Спицы торчали из головы Генобры, как иглы из загривка дикобраза. Рагна, вооруженная тонким стилетом и миниатюрными клещами, что-то резала и отщипывала, отщипывала и опять резала. Голодные лемуры вертелись тут же, на лету подхватывая ошметки мозговой ткани.
Любопытства ради Окш попробовал проникнуть в лишившееся защиты сознание Генобры, но там сейчас творилось такое, что у него самого закружилась голова. Уж если согласиться, что человеческая душа — омут, то душу максара в этом смысле можно сравнить только с вулканом.
— Не лезь! — прикрикнула на него Рагна. — Не мешай мне!
Стилет и клещи уже улетели в сторону, и она опять была целиком поглощена своими спицами — трогала то одну, то другую и при этом внимательно прислушивалась к чему-то доступному только ей одной.
— Я вижу склянку с противоядием так же ясно, как будто бы до нее можно дотянуться рукой, — пробормотала она. — Только бы не спутать потом… Там есть и другие, очень похожие… А какая доза нужна мне? Ага, не меньше одного глотка…
— Узнай обязательно про завещание Азда, — напомнил Окш.
— Подожди! — отмахнулась Рагна. — Не все так просто, как тебе кажется. Есть большая разница, в чем ты копаешься — в собственном кармане или в чужом гардеробе… Тут столько всего…? Почему ты не позволяешь мне заглянуть в сознание Генобры?
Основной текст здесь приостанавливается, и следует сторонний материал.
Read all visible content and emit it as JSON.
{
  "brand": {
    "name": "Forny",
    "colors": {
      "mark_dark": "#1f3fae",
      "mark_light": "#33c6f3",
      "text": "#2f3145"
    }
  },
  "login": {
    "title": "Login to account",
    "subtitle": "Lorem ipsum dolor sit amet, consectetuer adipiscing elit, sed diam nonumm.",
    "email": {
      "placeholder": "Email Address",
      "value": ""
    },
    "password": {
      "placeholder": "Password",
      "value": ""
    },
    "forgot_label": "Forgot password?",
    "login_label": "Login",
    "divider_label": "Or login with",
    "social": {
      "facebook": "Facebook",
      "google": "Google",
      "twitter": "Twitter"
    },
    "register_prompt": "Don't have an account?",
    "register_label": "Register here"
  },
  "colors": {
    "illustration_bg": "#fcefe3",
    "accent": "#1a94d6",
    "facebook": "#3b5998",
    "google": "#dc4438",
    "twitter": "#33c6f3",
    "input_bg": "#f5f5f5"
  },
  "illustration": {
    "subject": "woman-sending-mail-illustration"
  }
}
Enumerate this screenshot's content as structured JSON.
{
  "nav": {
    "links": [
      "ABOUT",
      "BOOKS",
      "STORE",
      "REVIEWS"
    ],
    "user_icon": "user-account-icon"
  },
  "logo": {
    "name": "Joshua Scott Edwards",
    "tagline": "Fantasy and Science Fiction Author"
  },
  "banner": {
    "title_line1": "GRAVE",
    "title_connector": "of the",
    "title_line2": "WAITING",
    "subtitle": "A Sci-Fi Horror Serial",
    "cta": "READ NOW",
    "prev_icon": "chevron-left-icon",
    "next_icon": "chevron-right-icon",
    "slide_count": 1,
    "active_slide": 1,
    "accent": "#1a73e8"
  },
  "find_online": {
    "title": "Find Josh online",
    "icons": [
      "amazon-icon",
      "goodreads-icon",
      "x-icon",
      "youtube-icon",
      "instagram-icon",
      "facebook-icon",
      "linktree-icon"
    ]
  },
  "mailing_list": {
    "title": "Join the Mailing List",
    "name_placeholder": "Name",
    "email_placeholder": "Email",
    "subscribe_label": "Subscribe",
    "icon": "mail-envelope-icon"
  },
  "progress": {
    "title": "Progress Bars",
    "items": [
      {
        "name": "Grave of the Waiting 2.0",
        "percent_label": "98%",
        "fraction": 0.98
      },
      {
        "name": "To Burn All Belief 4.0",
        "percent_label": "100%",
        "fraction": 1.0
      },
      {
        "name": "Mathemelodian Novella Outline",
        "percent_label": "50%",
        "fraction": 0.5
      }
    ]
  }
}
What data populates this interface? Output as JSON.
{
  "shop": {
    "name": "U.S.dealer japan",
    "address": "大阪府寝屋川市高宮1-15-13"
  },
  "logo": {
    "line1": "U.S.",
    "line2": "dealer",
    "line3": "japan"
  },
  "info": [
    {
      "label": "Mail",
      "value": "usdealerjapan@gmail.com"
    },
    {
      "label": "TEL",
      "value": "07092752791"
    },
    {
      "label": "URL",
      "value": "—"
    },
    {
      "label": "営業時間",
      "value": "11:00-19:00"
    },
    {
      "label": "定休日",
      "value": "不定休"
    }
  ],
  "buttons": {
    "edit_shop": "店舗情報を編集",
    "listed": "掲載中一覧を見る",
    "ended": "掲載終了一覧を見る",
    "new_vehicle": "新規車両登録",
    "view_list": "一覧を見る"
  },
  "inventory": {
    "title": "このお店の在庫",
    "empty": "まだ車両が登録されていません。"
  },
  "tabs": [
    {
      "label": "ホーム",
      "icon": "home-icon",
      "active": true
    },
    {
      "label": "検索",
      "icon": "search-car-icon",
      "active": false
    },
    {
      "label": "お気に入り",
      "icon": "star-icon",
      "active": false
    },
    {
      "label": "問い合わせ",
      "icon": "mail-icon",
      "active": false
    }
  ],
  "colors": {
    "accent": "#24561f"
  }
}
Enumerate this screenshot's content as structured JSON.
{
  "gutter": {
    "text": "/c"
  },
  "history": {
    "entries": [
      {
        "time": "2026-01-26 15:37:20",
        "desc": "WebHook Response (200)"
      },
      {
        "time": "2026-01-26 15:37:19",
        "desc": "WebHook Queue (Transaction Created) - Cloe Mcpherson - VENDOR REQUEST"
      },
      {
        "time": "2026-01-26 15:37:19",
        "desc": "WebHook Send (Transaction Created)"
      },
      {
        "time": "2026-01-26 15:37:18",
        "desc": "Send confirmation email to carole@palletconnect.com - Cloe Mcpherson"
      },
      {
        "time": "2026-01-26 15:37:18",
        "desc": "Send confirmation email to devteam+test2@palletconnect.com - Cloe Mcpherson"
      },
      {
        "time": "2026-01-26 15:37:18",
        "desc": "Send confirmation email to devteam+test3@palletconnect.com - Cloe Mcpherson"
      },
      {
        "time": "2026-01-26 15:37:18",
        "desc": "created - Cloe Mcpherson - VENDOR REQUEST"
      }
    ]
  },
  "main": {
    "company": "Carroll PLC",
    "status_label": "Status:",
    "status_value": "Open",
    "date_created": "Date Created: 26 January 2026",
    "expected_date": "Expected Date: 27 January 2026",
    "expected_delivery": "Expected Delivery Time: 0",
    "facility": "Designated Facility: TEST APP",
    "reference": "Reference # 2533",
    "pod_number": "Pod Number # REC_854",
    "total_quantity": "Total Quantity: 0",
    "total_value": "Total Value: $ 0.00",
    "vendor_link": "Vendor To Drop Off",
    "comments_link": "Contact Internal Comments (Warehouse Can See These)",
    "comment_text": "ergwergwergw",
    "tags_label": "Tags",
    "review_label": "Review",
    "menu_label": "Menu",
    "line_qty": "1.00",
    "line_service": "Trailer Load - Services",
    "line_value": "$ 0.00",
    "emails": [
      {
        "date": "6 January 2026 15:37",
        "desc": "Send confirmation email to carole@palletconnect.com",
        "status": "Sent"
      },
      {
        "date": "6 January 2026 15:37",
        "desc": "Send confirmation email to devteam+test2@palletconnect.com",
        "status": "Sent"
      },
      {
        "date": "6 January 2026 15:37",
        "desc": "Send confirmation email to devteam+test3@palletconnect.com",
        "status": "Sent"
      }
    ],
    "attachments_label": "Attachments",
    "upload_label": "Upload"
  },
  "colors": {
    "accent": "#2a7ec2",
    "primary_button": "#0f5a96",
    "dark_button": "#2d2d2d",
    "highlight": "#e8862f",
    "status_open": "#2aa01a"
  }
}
Есть вещи, в которых я разбираюсь получше тебя.
— Посмей только! — Она погрозила ему кулаком. — Это моя мать, и все, что осталось после нее, должно принадлежить мне. В том числе и воспоминания. Если ты ослушаешься, я целиком сотру ее память. И тогда ты можешь навсегда распрощаться с надеждой получить это самое завещание.
Дабы как-то уязвить строптивую девчонку, Окш с притворной заботой посоветовал:
— Только постарайся не набраться от мамаши всякой дряни. Ты по сравнению с ней то же самое, что бокал игристого вина против бочки нечистот. Сама понимаешь, что будет, если все это смешать.
— Чужой опыт и чужие знания помогают избежать собственных ошибок, — парировала Рагна. — Не уверена, что способы соития со скотом разных пород когда-нибудь пригодятся мне, однако девушке моего возраста не помешает знать и это.
— Вред знаний состоит в том, что их хочется применить на деле. Такова природа человека, а уж тем более максара. Рано или поздно ты преуспеешь во всех пороках, о которых пока знаешь только понаслышке, — эту сомнительную мудрость Окш перенял у одного из оружейников, чей преклонный возраст оберегал его от всяческих пороков куда надежнее, чем высокая мораль.